Superior Court Judge Ron Culpepper rejected the request.
Hill’s attorney, Robert Quillian, called Hill a “character, a gadfly,” and a familiar figure at the courthouse. He questioned the need for a lengthy prison sentence, saying the underlying threat Hill made wasn’t violent.
Culpepper countered. The content of the threat wasn’t the point of the law.
“You don’t have to threaten to kill somebody,” he said. “You don’t have to threaten to viciously assault somebody.”
The judge also questioned Hill’s story of learning Hansen’s daughter’s name from the tattoo of another inmate in the Pierce County Jail.

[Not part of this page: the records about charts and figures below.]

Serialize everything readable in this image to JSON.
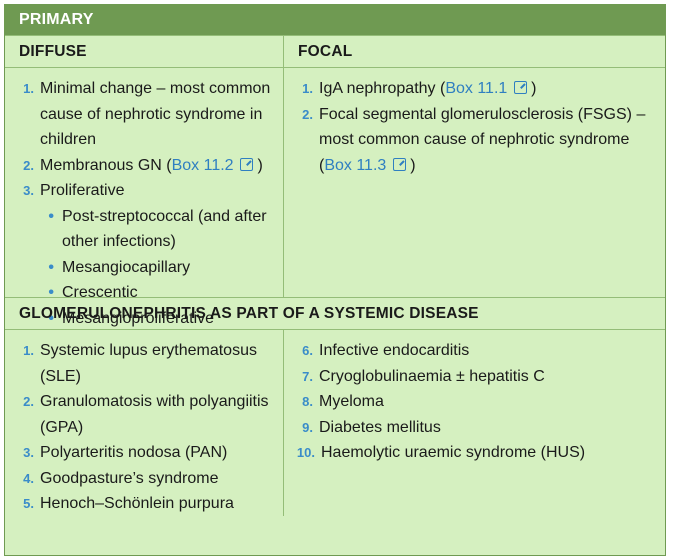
{
  "primary_label": "PRIMARY",
  "diffuse": {
    "heading": "DIFFUSE",
    "items": [
      {
        "n": "1.",
        "text": "Minimal change – most common cause of nephrotic syndrome in children"
      },
      {
        "n": "2.",
        "text": "Membranous GN (",
        "link": "Box 11.2",
        "after": " )"
      },
      {
        "n": "3.",
        "text": "Proliferative"
      }
    ],
    "subitems": [
      "Post-streptococcal (and after other infections)",
      "Mesangiocapillary",
      "Crescentic",
      "Mesangioproliferative"
    ]
  },
  "focal": {
    "heading": "FOCAL",
    "items": [
      {
        "n": "1.",
        "text": "IgA nephropathy (",
        "link": "Box 11.1",
        "after": " )"
      },
      {
        "n": "2.",
        "text": "Focal segmental glomerulosclerosis (FSGS) – most common cause of nephrotic syndrome (",
        "link": "Box 11.3",
        "after": " )"
      }
    ]
  },
  "systemic": {
    "heading": "GLOMERULONEPHRITIS AS PART OF A SYSTEMIC DISEASE",
    "left": [
      {
        "n": "1.",
        "text": "Systemic lupus erythematosus (SLE)"
      },
      {
        "n": "2.",
        "text": "Granulomatosis with polyangiitis (GPA)"
      },
      {
        "n": "3.",
        "text": "Polyarteritis nodosa (PAN)"
      },
      {
        "n": "4.",
        "text": "Goodpasture’s syndrome"
      },
      {
        "n": "5.",
        "text": "Henoch–Schönlein purpura"
      }
    ],
    "right": [
      {
        "n": "6.",
        "text": "Infective endocarditis"
      },
      {
        "n": "7.",
        "text": "Cryoglobulinaemia  ±  hepatitis C"
      },
      {
        "n": "8.",
        "text": "Myeloma"
      },
      {
        "n": "9.",
        "text": "Diabetes mellitus"
      },
      {
        "n": "10.",
        "text": "Haemolytic uraemic syndrome (HUS)"
      }
    ]
  },
  "icons": {
    "link_icon": "external-link-icon",
    "bullet": "bullet-dot"
  },
  "colors": {
    "header_bg": "#6f9a52",
    "panel_bg": "#d5f0c0",
    "link": "#2f7fc1",
    "numbers": "#3a8cc9"
  }
}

If true, Culpepper said, that would be “one of the great coincidences in Pierce County history.”
It was more likely, Culpepper said, that Hill researched Hansen’s background; a more deliberate action that spoke to intent.
Culpepper referred to Hill’s past behavior, which included charges of stalking public officials. Those past actions had led to misdemeanor convictions; the charge of intimidating a judge was a felony, Hill’s first. It meant being stripped of voting rights and the right to possess firearms, and theoretically disqualified Hill from future runs for public office.
“He’s guilty of the offense,” Culpepper said. “He violated the statute.”
The wrap-up paperwork included a no-contact order that barred Hill from contacting Hansen. Hill refused to sign it. Culpepper warned him the order was valid for 10 years, whether Hill signed it or not.